• atom bombası yapmak isteyen naziler vs. soe'ye katılan norveçli komandolar ve birkaç ingiliz ajanı şeklinde bir konusu olan, norveç, ingiltere, almanya ve danimarka ortak yapımı, şahane bir ikinci dünya savaşı mini dizisi.

    gerçek heisenberg* bu dizide mesela. ayrıca niels bohr da var, ona göre.

    norveççe, ikinci dünya savaşı* ve kar seviyorsanız kaçırmamanız gereken bir dizi.

    imdb

    ayrıca;
    (bkz: ağır su savaşı)
    norsk hydro
    norwegian heavy water sabotage
  • şans eseri denk geldiğim çok kaliteli bir 2.dünya savaşı dizisi. içince hiç yahudi olayları olmadan yapılan tek 2.dünya savaşı eseri olabilir. oyunculuk ve konu şahane ve de türkçe altyazısı da mevcut. bir solukta 6 bölümü seyredilmesini öneririm.
  • 2nci dünya savaşı nazi dizi, filmlerini seviyorsanız beğeneceğinizi sanıyorum 6 bölüm bir oturuşta bitiyor.
  • bugün ilk bölümünü izlediğim ve etkilendiğim dizi.

    ayrıca filmin başında heisenberg'i sorguya çeken nazi subaylarının nasıl da en ince detayına kadar tarih ve olay betimlemesi yaptığını görmekte oldukça ilgi çekici oldu.
    ortada bilgi artışı oldukça, karşı tarafta bir direnç azalışı oluyor insan doğası gereği cidden.

    bunun yanında bahsedildiği gibi yahudi konularına değinmeden, ancak normalde de pek değinilmeyen esrarengiz bir savaşı konu alan nükleer mücadelenin değinildiği bir dizidir.

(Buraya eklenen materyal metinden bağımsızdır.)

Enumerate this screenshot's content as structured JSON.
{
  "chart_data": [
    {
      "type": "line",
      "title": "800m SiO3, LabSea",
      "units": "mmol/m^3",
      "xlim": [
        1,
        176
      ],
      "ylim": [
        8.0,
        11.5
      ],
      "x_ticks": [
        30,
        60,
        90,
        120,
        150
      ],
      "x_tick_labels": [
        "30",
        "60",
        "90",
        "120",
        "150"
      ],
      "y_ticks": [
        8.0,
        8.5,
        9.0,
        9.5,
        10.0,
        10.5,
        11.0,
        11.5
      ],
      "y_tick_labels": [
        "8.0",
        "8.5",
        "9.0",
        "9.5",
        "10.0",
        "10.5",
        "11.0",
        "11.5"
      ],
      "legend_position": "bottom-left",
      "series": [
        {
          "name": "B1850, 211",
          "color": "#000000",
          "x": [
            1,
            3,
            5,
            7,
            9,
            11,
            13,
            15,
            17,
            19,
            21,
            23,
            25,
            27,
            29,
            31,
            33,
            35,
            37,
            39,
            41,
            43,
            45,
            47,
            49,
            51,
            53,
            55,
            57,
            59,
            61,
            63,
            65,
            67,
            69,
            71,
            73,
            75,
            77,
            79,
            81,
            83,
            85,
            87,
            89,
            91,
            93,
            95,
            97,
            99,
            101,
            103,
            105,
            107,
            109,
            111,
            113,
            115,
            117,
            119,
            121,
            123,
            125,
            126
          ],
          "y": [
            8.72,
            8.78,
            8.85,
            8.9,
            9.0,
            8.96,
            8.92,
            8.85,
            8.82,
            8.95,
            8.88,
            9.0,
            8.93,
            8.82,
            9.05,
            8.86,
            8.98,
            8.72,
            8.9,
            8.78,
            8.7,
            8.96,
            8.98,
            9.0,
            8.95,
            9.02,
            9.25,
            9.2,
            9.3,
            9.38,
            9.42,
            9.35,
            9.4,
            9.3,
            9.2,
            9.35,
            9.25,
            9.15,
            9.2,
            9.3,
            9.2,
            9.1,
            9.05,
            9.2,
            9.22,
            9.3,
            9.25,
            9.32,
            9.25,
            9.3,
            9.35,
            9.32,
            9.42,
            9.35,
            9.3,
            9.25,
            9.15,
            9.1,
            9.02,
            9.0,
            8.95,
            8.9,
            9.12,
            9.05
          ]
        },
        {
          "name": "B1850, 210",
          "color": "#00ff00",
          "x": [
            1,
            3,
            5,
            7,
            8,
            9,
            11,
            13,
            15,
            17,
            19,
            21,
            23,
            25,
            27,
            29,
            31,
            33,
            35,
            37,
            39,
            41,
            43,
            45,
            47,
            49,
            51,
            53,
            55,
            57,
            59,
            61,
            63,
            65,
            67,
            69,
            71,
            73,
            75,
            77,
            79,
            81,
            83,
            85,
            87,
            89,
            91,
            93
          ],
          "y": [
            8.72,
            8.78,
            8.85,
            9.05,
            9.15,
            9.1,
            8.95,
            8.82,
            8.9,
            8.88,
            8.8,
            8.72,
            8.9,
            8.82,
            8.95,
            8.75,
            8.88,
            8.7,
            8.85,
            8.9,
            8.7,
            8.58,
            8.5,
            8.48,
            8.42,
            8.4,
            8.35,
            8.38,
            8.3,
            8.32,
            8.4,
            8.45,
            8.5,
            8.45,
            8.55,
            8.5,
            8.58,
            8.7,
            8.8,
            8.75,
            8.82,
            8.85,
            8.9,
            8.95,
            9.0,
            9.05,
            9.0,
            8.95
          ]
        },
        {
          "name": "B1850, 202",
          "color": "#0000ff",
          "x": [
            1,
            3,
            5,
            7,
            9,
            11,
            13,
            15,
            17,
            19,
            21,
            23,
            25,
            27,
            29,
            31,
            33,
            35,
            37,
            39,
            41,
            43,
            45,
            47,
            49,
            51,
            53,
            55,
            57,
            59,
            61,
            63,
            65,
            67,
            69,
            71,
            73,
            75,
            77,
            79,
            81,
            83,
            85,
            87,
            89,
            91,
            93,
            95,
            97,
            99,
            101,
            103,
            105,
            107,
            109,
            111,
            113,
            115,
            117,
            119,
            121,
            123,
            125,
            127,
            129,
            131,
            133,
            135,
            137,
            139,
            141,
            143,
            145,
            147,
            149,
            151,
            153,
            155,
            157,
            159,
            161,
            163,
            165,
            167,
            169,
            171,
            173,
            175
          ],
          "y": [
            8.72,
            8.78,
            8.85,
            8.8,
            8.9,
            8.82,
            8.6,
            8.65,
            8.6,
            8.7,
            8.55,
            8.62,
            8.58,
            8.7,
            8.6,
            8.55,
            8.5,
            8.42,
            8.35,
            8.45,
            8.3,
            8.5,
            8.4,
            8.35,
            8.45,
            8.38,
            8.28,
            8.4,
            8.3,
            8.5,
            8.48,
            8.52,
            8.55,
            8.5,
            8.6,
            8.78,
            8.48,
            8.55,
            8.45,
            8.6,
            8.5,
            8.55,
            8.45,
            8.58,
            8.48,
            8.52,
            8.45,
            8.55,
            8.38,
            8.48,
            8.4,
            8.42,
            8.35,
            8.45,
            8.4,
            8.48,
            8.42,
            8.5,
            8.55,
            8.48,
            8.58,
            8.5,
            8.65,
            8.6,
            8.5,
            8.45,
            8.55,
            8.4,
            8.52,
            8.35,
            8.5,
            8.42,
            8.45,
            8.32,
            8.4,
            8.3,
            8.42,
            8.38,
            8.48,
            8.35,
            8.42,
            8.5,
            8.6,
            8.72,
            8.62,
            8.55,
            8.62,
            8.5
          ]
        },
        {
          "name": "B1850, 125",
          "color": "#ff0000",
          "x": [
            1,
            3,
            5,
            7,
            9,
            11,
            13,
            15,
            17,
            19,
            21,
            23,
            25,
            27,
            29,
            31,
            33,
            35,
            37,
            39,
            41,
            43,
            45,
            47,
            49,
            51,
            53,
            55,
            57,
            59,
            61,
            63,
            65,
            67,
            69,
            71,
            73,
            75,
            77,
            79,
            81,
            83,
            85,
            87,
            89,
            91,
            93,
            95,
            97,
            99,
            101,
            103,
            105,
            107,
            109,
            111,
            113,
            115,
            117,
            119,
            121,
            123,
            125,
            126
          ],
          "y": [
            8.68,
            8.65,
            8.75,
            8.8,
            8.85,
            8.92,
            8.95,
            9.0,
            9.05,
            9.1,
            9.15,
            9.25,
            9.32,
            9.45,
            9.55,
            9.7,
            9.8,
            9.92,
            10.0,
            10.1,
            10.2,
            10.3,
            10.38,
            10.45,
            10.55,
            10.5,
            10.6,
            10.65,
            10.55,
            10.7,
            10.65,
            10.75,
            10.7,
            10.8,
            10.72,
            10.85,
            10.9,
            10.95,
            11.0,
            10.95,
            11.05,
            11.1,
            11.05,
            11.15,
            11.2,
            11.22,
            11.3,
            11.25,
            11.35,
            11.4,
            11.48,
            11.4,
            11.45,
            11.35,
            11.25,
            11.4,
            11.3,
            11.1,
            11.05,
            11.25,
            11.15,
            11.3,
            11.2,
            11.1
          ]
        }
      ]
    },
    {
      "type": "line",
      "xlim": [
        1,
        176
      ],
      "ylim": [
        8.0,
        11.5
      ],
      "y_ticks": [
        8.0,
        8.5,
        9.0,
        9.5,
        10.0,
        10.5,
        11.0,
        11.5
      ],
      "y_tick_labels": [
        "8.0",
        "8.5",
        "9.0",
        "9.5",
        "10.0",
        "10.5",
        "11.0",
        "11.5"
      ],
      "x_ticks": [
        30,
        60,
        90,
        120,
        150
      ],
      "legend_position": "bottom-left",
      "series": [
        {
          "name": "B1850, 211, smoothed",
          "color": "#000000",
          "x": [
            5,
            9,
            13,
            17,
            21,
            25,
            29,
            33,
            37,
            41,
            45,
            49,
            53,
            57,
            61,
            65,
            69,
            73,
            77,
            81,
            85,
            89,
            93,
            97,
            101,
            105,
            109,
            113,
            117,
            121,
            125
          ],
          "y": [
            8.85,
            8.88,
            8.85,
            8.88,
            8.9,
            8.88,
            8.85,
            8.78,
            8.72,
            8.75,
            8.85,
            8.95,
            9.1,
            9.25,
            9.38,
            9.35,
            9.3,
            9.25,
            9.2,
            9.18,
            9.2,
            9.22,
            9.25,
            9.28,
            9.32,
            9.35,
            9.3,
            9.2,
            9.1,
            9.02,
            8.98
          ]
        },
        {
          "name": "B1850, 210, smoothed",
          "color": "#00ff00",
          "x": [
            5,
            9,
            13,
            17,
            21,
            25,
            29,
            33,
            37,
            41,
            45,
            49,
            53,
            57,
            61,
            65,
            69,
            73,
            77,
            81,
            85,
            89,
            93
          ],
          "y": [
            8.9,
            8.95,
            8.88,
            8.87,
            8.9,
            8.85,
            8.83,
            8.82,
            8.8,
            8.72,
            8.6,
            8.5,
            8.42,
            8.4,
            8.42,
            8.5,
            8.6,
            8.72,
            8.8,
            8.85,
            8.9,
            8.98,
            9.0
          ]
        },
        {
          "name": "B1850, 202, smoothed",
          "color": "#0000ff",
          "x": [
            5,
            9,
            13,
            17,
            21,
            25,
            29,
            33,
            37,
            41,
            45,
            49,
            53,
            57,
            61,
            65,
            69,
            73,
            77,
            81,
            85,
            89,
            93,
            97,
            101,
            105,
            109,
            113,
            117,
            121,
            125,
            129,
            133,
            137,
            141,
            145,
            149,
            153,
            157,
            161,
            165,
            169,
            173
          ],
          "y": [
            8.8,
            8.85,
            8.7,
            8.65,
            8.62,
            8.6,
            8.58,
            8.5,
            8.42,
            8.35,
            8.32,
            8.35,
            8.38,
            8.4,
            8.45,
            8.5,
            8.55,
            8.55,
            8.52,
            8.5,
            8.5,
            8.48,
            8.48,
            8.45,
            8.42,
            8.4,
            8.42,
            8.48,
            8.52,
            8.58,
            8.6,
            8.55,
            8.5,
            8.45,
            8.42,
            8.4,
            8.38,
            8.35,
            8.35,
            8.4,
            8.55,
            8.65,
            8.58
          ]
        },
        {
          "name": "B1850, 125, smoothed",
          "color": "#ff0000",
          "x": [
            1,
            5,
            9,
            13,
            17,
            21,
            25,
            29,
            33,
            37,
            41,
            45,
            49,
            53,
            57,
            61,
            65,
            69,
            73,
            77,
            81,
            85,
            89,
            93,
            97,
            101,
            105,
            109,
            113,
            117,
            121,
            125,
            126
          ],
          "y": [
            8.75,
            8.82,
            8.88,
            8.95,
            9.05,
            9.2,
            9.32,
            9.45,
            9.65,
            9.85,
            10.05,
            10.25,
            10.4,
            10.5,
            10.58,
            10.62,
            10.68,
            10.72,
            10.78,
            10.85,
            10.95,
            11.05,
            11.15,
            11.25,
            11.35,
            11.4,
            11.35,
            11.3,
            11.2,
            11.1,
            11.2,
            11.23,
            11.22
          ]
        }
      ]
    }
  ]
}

    bir noktada da, ister norveç sınırları içinde olun, ister fransa uçağı içinde, isterse londra'da ingiliz karargahının hemen ilerisinde olun, karşınızda almanlar varsa eğer; tehdit altındasınız demektir.

    bu arada;
    bir dizide veya filmde, belki de bilinçaltına yerleşmiş bir şekilde, amerika sınırları içinde veya ordunun müthiş(gülen yüz) mücadelesinin içinde olan bir asker olmadığınızda, sizin filmden zevk almanızı ve ilgi çekici bulmanızı en temelde sağlayan şey olan ayna nöronlar gerçekten sizi farklı bir havaya bürüyor.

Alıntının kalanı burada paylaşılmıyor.